APL (12 for 0/1, 27 for yes/no)

≠/A=2*0,ιA←⍞ 

or, if we must output text:

3↑(3x≠/A=2*0,ιA←⍞)↓'YESNO '

Read in A. Form a vector 0..A, then a vector 2⁰..2^A (yes, that's way more than necessary), then a vector comparing A with each of those (resulting in a vector of 0's and at most one 1), then xor that (there's no xor operator in APL, but ≠ applied to booleans will act as one.) We now have 0 or 1.

To get YES or NO: multiply the 0 or 1 by 3, drop this number of characters from 'YESNO ', then take the first 3 characters of this.

C, 65 bytes

main(k){scanf("%i",&k);while(k&&!(k%2))k/=2;puts(k==1?"T":"F");}

C, 48

main(x){scanf("%i",&x);puts(x&~(x*~0)?"F":"T");}

Ruby — 17 characters (fourth try)

p /.1/!~'%b'%gets

My current best is a fusion of @steenslag's answer with my own. Below are my previous attempts.

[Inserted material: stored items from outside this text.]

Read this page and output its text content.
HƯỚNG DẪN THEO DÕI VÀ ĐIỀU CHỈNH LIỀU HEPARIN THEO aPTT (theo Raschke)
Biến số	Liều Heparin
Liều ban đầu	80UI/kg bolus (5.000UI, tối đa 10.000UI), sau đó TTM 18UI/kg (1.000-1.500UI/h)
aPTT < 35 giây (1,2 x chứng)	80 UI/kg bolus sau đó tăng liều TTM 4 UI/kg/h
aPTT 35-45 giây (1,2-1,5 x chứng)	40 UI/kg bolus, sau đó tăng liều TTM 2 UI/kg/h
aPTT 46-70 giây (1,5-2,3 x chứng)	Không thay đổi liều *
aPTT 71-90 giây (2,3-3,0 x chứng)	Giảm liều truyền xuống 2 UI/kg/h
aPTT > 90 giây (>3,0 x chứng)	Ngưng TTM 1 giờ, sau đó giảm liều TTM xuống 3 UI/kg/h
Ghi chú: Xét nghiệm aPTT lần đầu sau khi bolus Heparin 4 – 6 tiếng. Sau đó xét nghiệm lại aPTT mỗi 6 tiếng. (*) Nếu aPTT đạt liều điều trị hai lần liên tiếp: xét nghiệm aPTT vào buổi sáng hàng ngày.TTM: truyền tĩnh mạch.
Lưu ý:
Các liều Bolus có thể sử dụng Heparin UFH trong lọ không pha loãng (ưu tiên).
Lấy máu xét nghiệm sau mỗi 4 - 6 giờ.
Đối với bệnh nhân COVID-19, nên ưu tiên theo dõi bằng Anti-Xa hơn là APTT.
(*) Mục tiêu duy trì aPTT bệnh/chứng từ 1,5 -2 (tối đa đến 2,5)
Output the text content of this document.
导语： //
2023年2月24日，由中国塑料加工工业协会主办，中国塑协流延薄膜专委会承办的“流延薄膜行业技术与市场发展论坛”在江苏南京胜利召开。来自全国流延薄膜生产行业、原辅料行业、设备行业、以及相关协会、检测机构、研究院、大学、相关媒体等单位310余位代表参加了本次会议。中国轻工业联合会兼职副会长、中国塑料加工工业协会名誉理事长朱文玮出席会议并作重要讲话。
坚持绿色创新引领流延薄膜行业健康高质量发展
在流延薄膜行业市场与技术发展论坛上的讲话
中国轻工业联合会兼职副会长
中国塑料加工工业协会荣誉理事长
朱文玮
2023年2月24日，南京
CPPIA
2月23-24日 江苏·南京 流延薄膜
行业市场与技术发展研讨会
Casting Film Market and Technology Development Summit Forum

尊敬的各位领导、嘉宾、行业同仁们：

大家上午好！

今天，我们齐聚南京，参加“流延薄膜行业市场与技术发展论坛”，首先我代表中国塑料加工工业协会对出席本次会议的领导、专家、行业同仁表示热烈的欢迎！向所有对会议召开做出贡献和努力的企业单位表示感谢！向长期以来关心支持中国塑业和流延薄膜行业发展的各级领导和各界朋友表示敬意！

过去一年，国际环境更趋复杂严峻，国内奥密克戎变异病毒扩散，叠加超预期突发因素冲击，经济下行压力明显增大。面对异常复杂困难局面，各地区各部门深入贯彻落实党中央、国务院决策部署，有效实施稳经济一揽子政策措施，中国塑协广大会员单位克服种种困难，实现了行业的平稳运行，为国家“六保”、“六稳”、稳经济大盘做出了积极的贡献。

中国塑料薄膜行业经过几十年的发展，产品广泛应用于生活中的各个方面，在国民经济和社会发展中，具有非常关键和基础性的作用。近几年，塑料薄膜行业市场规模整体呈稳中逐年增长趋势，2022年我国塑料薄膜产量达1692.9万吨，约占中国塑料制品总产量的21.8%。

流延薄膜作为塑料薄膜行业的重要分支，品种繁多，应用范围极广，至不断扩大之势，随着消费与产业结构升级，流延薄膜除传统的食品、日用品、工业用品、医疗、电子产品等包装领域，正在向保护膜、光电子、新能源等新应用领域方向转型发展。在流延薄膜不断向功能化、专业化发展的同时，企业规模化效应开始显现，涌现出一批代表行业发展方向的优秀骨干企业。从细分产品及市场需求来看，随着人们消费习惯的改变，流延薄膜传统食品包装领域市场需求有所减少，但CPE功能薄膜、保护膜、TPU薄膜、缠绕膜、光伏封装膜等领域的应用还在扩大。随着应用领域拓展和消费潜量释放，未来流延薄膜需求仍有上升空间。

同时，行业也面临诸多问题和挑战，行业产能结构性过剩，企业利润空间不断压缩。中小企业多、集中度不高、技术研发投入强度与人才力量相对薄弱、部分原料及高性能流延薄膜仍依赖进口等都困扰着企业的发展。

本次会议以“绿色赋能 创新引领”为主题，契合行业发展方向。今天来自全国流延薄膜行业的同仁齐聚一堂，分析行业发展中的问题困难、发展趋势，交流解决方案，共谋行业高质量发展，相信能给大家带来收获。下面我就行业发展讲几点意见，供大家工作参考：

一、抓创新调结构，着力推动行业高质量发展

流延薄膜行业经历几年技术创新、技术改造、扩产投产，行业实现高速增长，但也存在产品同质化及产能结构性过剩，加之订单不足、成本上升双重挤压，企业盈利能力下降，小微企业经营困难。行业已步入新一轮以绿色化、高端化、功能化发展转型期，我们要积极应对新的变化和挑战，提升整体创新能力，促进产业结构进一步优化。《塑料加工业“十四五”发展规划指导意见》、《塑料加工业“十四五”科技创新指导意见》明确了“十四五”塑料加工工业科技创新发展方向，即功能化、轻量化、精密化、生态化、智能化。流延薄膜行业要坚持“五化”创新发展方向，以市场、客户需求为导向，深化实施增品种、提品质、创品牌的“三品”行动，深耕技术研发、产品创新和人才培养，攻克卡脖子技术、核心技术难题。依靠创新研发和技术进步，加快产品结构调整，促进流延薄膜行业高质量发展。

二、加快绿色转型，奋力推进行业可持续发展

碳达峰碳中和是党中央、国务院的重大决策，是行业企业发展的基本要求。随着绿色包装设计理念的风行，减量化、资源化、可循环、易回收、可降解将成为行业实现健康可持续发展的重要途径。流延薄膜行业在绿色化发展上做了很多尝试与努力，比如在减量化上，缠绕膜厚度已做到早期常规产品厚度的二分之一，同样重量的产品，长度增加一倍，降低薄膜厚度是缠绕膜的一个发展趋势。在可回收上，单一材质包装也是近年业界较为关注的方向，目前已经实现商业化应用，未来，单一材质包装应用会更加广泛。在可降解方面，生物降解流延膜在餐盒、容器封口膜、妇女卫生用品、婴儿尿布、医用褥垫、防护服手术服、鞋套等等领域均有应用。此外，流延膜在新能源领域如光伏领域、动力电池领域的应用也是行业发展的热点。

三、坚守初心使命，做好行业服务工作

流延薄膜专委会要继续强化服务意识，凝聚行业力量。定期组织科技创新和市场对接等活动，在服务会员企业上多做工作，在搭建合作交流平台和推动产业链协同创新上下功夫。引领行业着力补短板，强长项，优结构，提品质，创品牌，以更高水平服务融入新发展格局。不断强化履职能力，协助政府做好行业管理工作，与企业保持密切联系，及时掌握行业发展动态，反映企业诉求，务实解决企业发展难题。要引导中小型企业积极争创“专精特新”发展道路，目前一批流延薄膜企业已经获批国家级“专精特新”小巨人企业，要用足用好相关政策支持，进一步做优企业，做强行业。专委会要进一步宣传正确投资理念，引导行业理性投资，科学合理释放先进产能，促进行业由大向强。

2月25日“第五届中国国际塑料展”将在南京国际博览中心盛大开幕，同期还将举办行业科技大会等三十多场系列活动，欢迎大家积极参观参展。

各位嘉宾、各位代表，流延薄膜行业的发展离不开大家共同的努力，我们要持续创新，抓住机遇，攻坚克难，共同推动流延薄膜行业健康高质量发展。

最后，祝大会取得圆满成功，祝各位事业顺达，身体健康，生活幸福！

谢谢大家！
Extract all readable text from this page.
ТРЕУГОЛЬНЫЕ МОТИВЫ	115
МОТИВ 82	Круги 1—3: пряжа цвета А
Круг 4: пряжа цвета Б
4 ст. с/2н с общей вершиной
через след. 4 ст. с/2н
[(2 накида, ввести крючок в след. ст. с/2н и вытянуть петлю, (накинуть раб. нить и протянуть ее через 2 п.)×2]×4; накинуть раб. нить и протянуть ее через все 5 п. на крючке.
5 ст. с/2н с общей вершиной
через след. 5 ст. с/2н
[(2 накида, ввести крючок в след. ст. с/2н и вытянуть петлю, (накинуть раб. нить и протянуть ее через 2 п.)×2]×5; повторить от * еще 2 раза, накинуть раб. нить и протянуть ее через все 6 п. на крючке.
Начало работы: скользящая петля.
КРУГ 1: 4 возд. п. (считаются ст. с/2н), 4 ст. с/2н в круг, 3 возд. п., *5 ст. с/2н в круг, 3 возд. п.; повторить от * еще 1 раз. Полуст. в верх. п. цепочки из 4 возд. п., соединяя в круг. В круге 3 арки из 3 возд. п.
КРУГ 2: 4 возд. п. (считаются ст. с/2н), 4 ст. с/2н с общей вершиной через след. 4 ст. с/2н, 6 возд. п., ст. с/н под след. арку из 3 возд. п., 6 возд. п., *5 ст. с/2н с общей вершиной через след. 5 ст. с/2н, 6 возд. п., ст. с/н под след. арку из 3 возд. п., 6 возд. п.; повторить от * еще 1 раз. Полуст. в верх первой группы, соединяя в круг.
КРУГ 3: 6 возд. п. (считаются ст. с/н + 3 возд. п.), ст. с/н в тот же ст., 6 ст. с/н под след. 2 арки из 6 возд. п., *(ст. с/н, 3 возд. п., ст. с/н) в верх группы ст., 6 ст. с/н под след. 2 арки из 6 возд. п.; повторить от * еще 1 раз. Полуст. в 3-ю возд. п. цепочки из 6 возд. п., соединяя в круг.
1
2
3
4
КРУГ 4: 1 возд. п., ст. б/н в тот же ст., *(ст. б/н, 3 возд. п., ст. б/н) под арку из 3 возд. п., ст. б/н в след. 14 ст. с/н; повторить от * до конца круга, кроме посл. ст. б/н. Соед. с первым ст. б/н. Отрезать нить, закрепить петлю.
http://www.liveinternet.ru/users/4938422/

Ruby — 19 characters (third try)

p /10*1/!~'%b'%gets

Ruby — 22 characters (second try)

p !('%b'%gets)[/10*1/]

Ruby — 24 characters (first try)

p !!('%b'%gets=~/^10*$/)

C# (56 characters)

 Math.Log(Int32.Parse(Console.ReadLine()),2)%1==0?"Y":"N"

PHP, 86 chars

function P($a,$c){if($c==$a)return 1;if($c>$a)return 0;return P($a,$c*2);}echo P(x,2);

Replace x with the number you want to test.

PHP (58)

<?php $a=fgets(STDIN);while($a%2==0)$a/=2;echo $a==1?1:0;

Simple divide-by-2 loop and remainder check.

ActionScript 3 (63 characters*)

var r = Math.log(prompt())/Math.log(2);
return ( (r > 0) && (int(r) == r) );

* I'm going to ignore the fact that AS3 doesn't have a built-in prompt() method, (and hope AS3's lack of implementation doesn't get counted against me).

Extra white-space left in for readability and clarity, but not counted, since they can be removed before execution.

GTB, 17

With 1/0

`Ar?A>1:A/2→A~A=1

With YES/NO (31)

`Ar?A>1:A/2→A@A=1$~"YES"#~"NO"&